IMG_2071OGGI MENTRE andavo a fare la spesa in auto sono passata accanto a un campo di grano urbano, una piccola distesa di spighe seminata, probabilmente, da qualcuno che pratica l’agricoltura a ogni costo, ma con un animo poetico, perché secondo me ci vuole una visione poetica del mondo per far crescere il grano nello spazio fra un capannone industriale e un distributore di benzina. Quindi chapeau a chi ce l’ha messo. Comunque, mentre passavo lì accanto mi è venuta in mente la mia amica Lisa, che in tempi recenti si è imbattuto in un’azienda senese che produce, e insegna come coltivare e utilizzare, grani antichi.
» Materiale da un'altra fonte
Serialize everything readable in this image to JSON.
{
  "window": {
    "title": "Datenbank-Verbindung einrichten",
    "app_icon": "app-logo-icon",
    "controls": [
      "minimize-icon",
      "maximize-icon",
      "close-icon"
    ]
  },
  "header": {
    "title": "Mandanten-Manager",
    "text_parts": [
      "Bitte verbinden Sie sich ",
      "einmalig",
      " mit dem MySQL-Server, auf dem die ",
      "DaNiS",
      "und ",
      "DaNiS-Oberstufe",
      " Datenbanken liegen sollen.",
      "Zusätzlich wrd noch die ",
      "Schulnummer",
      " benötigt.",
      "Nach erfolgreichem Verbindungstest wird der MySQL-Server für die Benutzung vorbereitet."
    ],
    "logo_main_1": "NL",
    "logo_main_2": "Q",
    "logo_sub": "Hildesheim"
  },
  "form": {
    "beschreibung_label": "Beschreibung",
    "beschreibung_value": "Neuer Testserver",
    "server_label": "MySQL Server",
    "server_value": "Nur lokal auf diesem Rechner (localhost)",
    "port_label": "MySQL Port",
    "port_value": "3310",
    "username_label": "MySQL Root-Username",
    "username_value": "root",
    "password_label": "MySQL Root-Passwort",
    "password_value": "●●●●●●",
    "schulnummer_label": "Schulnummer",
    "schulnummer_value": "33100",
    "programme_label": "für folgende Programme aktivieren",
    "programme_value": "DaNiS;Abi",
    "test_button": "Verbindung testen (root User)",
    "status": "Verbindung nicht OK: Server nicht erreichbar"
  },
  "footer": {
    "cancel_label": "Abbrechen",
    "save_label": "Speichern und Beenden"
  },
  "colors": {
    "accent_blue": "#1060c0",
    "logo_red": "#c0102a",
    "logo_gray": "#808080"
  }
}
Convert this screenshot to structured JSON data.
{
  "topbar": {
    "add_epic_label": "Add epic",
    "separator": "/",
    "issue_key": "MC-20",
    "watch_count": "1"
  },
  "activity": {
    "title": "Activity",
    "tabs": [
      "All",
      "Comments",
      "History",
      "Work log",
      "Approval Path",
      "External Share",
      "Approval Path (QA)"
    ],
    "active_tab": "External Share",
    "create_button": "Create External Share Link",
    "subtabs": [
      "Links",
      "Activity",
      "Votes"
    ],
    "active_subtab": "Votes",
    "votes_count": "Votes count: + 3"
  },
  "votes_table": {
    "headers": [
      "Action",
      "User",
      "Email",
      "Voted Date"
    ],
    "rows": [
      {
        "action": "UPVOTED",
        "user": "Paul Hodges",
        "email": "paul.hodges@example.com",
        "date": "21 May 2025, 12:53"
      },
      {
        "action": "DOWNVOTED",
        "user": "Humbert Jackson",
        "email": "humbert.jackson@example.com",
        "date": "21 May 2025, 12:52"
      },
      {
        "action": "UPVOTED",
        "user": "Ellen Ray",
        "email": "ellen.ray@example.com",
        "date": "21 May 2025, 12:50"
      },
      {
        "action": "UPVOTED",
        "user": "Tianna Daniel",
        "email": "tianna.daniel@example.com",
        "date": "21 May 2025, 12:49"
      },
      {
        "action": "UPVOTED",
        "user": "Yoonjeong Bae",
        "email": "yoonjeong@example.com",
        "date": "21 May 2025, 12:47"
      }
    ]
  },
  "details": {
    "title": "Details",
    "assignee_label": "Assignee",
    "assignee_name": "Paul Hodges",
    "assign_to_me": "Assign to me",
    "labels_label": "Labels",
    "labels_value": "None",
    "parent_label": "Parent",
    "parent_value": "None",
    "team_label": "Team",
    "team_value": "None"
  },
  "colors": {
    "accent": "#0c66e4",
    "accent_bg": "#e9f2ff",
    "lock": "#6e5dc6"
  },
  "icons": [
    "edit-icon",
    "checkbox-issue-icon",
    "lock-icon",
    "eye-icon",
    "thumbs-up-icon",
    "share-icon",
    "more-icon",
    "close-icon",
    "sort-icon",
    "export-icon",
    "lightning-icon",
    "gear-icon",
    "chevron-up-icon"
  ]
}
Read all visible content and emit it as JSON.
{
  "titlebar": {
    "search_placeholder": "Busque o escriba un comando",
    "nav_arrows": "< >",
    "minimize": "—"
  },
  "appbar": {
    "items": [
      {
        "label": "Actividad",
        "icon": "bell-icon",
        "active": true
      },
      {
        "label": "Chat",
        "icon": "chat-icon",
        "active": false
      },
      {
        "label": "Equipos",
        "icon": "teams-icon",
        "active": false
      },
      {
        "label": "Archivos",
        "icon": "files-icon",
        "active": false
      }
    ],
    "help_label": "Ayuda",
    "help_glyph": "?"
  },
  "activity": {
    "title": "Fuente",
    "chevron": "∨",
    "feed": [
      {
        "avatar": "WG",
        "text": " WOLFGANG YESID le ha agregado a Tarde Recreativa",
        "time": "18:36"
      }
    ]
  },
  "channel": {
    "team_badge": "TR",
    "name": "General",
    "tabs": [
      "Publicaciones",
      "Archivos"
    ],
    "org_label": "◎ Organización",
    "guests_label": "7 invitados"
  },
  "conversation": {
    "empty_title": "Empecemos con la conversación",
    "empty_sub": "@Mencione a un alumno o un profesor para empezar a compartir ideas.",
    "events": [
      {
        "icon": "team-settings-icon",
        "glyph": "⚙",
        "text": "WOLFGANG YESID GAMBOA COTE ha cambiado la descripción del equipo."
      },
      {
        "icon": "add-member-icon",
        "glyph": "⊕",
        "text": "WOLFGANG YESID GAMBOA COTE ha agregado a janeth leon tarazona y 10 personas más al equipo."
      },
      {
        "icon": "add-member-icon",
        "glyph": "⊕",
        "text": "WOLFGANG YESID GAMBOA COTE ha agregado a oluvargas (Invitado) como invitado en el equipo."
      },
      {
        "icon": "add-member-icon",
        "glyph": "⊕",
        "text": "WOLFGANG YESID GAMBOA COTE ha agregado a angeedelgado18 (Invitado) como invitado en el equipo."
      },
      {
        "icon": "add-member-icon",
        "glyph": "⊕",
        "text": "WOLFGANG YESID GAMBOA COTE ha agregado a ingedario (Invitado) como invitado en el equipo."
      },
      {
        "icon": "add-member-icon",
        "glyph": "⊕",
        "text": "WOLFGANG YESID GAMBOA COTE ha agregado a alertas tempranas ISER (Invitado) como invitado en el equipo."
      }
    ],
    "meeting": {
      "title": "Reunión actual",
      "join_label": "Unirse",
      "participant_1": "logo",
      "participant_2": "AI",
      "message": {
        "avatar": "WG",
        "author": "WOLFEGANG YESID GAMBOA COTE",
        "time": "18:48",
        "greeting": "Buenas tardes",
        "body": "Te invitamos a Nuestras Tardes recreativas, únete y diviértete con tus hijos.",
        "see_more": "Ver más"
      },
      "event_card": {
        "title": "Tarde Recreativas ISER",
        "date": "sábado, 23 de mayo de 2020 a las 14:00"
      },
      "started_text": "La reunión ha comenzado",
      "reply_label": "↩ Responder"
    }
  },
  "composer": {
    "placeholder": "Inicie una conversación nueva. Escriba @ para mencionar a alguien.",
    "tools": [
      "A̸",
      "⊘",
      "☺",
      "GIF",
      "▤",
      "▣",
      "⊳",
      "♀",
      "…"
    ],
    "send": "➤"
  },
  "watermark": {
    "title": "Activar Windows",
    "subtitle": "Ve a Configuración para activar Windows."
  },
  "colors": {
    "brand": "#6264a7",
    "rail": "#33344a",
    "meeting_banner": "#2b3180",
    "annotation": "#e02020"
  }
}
Cioè tipi di grano con semi che non sono stati modificati per produrre di più e meglio e perciò hanno meno glutine, sono più digeribili e hanno altre virtù legate proprio al fatto di non essere stati modificati geneticamente per resistere meglio al clima, all’attacco dei parassiti e avere una resa superiore. L’azienda si trova a Scorgiano e organizza corsi fino al prossimo 13 settembre su come utilizzare le farine che si ottengono dai grani antichi (tutte le informazioni si trovano su www.laboratorioincorso.com ). Le lezioni non sono solo per addetti ai lavori, ma si rivolgono a un pubblico più vasto: tutti gli appassionati di pane, pasta e prodotti da forno, e non richiedono una preparazione specifica, ma solo la passione, appunto. Sono di varietà di frumento diverse con proprietà e caratteristiche differenti che permettono di produrre cibi di altissima qualità. Assaggiandoli si conosce il sapore del pane come era una volta, prima dell’avvento della genetica in agricoltura.

Guardando il campo di grano urbano ho pensato a Lisa e ai suoi grani antichi. Quelli del “mio” campo, probabilmente, non lo erano, ma non mancavano di poesia.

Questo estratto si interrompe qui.